As an example, if you have a single message flow with 50 nodes and 5 additional instances, and enable message flow level data, node level data (advanced) and thread level data then, if we assume an average of 3 terminals per node, you would expect to generate approximately 33K of data at each publication interval – 1K message flow level, 15K node level data (basic), 15K terminal level data and 2K thread level data. Of this approximately 6K would be expected to be stored in the data warehouse.
With a 1 minute collection interval this message flow would generate ~8.6MB of data per day – if there were 50 similar flows then ~430MB of data would be generated daily. Changing the node level data from advanced to basic so that the terminal level data is not collected would reduce this from ~430MB to ~210MB and subsequently increasing the collection interval to 2 minutes would reduce the data generated to ~105MB per day.
The IBM Tivoli OMEGAMON XE for Messaging for z/OS documentation also provides details of historical table record sizes that are used to warehouse the accounting and statistics data as well as resource statistics data.

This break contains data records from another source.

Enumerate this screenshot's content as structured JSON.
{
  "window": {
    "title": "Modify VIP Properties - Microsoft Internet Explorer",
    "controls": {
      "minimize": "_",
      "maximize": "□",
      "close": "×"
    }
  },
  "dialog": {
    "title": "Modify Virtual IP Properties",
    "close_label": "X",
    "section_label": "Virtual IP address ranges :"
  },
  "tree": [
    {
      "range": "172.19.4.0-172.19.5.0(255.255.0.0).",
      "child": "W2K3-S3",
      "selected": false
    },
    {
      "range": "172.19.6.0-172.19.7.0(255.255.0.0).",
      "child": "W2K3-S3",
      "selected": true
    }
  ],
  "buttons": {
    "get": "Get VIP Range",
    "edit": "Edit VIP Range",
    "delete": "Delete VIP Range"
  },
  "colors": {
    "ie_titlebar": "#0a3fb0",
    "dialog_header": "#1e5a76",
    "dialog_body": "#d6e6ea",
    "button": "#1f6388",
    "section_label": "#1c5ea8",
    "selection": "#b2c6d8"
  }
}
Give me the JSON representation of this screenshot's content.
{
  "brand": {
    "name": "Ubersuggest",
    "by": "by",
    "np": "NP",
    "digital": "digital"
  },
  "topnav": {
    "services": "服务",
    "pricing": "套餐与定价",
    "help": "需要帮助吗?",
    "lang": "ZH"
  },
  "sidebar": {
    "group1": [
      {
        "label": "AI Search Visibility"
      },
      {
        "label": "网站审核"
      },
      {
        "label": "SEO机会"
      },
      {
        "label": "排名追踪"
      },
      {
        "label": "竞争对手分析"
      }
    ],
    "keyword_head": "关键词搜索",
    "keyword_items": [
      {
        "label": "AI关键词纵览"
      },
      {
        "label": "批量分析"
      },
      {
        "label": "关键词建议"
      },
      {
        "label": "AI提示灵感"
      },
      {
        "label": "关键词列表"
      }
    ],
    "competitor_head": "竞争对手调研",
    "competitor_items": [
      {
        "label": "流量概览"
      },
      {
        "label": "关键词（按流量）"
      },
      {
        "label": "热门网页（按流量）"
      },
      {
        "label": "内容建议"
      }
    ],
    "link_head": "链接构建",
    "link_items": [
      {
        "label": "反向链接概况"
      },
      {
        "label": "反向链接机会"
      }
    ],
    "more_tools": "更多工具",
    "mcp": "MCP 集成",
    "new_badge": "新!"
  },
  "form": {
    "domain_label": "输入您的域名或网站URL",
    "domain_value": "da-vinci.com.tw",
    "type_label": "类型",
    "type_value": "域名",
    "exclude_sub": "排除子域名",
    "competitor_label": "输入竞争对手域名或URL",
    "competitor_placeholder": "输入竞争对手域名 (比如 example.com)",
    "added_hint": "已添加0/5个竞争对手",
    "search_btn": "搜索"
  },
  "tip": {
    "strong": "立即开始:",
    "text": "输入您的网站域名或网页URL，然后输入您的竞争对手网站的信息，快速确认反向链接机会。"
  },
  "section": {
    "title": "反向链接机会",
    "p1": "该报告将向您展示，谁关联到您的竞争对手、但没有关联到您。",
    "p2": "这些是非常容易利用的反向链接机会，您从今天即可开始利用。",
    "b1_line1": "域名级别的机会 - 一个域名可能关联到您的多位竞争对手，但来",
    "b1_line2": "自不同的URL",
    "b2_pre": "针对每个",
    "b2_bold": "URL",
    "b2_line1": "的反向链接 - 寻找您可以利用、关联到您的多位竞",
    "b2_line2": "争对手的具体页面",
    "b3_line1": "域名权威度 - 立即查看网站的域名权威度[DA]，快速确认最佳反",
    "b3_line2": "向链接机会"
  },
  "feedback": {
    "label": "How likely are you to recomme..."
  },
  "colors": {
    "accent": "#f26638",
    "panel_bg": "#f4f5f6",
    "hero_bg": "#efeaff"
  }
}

Consideration should be taken for the number of message flows, nodes within the flows and number of message flow threads in addition to the collection interval. To reduce the amount of data being generated consider increasing the collection interval or changing what data is collected.
Conclusion
IBM Integration Bus provides a cohesive and comprehensive performance data collection facility that allows message flow performance to be profiled for both short and ling time periods. This performance data can be used in a number of different use cases ranging from problem determination to capacity planning.
Enabling archive statistics and accounting data collection in production systems enables historic monitoring of application behaviour over time, identification of message flows that may require attention and a mechanism to enable a charge-back model. Tune the level of data collection and interval to your requirements taking consideration of system complexity and the amount of data generated. If finer granularity collection intervals are required then other monitoring features of IBM Integration Bus may be more appropriate.
Snapshot data collection enables finer grained problem determination and performance optimisation. Dynamically switching snapshot data collection on in production environment allows for a closer look at specific message flows that require attention.